Danger! High-risk TX’s invading.

January 3, 2023
Danger! High-risk TX’s invading.

Identifying High-risk Transactions

When businesses conduct their sales online, they open themselves up to more opportunities and of course, more direct and indirect threats that might bring about damages. Nowadays, more businesses are becoming proactive in preparing themselves to face the difficulties that a new environment brings.

Online selling platforms are often embedded with various payment methods to meet wide customer needs. Not only have these diverse methods allowed merchants to reach a broader customer pool, but also drive them towards operational efficiency backed by new and innovative technologies.

However, coupled with convenience are also risks that might or might not be seen merely on the surface. Ever since the launch of many e-commerce platforms, crimes related to transactions on them have quickly developed over the years, especially payment fraud.

What constitutes a high-risk transaction and customer?
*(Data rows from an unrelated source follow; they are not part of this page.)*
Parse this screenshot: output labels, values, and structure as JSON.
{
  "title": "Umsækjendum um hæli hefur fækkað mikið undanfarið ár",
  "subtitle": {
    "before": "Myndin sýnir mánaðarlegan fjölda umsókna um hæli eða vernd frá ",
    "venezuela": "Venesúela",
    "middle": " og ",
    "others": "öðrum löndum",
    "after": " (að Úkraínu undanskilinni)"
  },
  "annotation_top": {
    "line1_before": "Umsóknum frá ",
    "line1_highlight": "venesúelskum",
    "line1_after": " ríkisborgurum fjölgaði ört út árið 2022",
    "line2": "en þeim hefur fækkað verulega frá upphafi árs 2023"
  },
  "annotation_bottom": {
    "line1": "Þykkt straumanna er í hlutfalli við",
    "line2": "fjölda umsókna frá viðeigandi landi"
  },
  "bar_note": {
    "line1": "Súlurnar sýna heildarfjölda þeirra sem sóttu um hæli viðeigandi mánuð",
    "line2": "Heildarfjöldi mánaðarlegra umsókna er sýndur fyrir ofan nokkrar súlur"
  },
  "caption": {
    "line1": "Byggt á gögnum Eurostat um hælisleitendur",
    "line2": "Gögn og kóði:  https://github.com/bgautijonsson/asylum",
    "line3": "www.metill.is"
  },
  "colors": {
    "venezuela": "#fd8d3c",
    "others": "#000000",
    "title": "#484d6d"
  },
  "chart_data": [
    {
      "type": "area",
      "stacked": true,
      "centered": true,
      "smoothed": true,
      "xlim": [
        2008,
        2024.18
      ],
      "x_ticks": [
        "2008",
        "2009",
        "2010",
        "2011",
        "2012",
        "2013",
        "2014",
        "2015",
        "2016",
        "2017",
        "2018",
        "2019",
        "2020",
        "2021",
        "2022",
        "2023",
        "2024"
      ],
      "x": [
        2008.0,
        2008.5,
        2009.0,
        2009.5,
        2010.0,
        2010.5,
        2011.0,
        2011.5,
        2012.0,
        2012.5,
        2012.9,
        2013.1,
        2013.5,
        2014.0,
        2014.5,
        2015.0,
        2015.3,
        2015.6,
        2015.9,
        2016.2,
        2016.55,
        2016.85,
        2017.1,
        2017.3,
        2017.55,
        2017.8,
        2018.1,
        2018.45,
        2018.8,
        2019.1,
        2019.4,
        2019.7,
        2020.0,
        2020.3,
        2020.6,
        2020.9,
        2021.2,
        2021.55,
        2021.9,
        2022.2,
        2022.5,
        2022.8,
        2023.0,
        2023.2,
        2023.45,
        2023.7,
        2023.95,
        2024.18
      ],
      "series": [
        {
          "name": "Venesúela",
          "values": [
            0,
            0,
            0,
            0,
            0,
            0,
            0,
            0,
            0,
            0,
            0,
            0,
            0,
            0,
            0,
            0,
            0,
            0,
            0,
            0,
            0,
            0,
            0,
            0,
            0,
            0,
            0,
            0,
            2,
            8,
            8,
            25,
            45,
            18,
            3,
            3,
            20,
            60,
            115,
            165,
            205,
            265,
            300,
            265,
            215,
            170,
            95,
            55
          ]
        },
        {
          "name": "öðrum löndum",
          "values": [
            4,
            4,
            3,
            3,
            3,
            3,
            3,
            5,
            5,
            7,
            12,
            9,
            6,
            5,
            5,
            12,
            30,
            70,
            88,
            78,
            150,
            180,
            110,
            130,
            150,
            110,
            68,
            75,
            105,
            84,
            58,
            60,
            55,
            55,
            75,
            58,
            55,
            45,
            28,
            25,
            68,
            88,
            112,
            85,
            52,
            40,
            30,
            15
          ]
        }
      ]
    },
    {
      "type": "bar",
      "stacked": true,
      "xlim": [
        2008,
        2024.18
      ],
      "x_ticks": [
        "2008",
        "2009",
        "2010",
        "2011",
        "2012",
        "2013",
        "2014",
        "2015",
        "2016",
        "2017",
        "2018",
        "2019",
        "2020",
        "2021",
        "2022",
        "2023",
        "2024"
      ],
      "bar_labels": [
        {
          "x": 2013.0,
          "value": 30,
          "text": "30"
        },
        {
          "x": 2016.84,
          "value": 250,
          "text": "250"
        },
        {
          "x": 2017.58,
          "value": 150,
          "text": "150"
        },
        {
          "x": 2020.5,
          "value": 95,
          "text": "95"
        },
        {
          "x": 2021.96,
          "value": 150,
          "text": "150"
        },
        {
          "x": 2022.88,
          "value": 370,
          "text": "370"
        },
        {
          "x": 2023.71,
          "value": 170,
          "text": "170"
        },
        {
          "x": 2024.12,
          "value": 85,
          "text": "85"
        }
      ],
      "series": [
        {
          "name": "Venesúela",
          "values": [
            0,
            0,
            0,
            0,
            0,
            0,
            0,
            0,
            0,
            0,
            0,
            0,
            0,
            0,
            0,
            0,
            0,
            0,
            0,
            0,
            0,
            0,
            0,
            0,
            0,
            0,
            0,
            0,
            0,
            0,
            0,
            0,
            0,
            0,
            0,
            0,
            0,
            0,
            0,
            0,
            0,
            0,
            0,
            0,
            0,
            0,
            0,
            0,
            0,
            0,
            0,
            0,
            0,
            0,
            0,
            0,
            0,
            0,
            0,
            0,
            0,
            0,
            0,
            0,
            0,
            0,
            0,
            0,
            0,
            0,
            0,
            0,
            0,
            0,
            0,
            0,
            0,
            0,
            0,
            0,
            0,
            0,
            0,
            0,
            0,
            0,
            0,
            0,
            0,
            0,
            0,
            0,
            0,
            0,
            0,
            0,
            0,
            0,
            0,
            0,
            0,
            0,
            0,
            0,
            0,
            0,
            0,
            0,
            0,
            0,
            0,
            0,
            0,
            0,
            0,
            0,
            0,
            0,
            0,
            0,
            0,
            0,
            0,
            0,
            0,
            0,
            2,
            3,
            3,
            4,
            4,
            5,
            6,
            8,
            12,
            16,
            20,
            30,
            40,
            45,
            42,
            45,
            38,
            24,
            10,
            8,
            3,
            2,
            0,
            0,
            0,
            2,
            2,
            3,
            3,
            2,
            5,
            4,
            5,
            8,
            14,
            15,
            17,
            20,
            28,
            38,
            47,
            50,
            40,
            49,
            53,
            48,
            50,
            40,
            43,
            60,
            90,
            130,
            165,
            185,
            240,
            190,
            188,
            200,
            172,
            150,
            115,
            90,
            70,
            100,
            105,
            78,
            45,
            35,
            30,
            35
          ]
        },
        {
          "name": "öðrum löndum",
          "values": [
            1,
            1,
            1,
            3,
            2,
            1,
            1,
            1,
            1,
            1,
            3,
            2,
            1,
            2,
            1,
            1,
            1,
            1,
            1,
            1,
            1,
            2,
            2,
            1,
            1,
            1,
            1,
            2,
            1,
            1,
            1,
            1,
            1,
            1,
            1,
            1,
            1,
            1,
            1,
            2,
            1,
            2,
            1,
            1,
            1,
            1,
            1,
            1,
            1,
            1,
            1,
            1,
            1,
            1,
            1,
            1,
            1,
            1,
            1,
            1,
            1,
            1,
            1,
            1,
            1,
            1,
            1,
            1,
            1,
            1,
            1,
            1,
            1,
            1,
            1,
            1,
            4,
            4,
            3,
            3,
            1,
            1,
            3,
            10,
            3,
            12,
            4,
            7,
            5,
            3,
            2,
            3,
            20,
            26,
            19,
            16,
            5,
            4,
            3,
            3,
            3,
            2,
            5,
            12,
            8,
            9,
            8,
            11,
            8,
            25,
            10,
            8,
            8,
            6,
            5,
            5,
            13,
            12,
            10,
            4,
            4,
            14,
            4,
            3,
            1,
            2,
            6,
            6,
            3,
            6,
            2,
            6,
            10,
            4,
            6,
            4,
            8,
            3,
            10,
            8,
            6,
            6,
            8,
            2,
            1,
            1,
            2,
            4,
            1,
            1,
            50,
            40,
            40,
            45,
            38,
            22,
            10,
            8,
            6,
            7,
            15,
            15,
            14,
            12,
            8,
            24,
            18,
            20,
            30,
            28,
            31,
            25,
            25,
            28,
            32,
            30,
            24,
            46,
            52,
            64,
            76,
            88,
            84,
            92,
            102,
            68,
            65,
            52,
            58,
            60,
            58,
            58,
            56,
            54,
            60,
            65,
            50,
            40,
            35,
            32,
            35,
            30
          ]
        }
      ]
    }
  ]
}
A high-risk transaction is one initiated by a customer that is deemed to be a potential threat to your business. These threats, within the online environment, relate to different types of fraud, cybersecurity issues, and a lot more.

There are several activities that risky customers or users are often caught involved in:
● Taking over someone else’s account/ payment card
● Stealing or use a stolen credit card
● Laundering money
● Signing up for account(s) using counterfeited or stolen IDs
● and more (of course)

Why is it important to identify high-risk customers?

When selling online, it’s extremely common for merchants to come across bad customers who abandon their orders, get involved in payment or chargeback and return frauds, and so on. Dealing with them can take much time, effort, as well as finance, which in turn makes it beneficial to distinguish them from the good ones.

While most merchants know that bad customers exist, they are only recognized after the damage is done. Therefore, learning about your customers and knowing who they are is one thing, the more important thing is to prevent the damages in advance.

This could also be perceived as a strategy to segment customers into different sub-groups of the goods and the bads. Despite having the same rationale for gaining more in-depth information about customers, businesses often take different routes in rolling out their plan on identifying high-risk customers.

Being able to identify these actors help merchants reduce fraud, boost their compliance, maintain high security standards, and support community safety in the long run. To identify risky customers, firms must start with understanding their types, as well as gathering sufficient information data for analysis and patterns seeking.

What are the common types of 'high-risk customers'?

There are several types of high-risk customers working in the e-commerce environment, in which businesses must be more informed about in order to themselves and their customers.

Below are the common types of actors that are considered high-risk to merchants.

Credit card stealers

These are the high-risks who go about stealing or purchasing stolen credit cards to make purchases. If the act stops right at the purchase, the merchant is supposedly fine. However, when the rightful cardholder discovers the unwanted charge and requests for a chargeback.

In that case, the merchant will have to:
● Provide a chargeback for the rightful cardholder
● Lose the item to the fraudster
● Suffer from the risen risk and fraud scores
● Pay the bank for administration fees
● Being reputed for fraud vulnerability

At a glance, when being filed for a chargeback, firms generally feel cheated on, however, when looking more into it, there are a lot more costs to bear under the surface.

These cases, however, can be spotted using data retrieval and analysis. This is because all online transactions are somehow linked to the provision of personal information, including payment card details. Other than that, device and browser information such as account location, IP address, abnormal transaction patterns can help reveal a lot of information about the card and the person using it.

Based on those retrievable data points, card stealers can be spotted if the IP address and account location appear to be different from past behaviors.

Money laundering customers

This is recognized as a serious crime in the financial world, money laundering not only brings harsh punishment for the criminals, but also the institution where the crime was committed.

When adopting specialized softwares or tools to monitor transactions, many abnormalities can be preset for flagging. Transactions happening in sensitive or sanctioned countries can be flagged for rejection or further manual review. When a payer’s IP address points to a location that is deemed easily prone to money laundering activities, the system can easily flag the suspicious transaction.

Multi-account customers

Some customers take great advantage of account signups to register for many accounts under different names, which can also derive from fake or made-up personal information. This is usually aimed at abusing referral programs to gain from discounts or special offers. Many of these customers are participants of sophisticated fraud rings that cause huge damages to attacked businesses.

Multi-account customers are often spotted during the registration phase, using the retrieved data from both the customer and the device, past behaviors. With that said, sufficient retrieval and collection of data points would definitely help unveil risky behaviors or accounts.

To wrap up

Owing to the growing complexity of online environments, customer, or card holder identification becomes more urgent and should constitute a fundamental part of business strategy.

To meet the needs and concerns of e-commerce participants, many fraud prevention programs are now available at great rates for adoption. Solution providers also offer a wide variety and combination of functions and features to support the work of unveiling fraudulent attempts in transactions.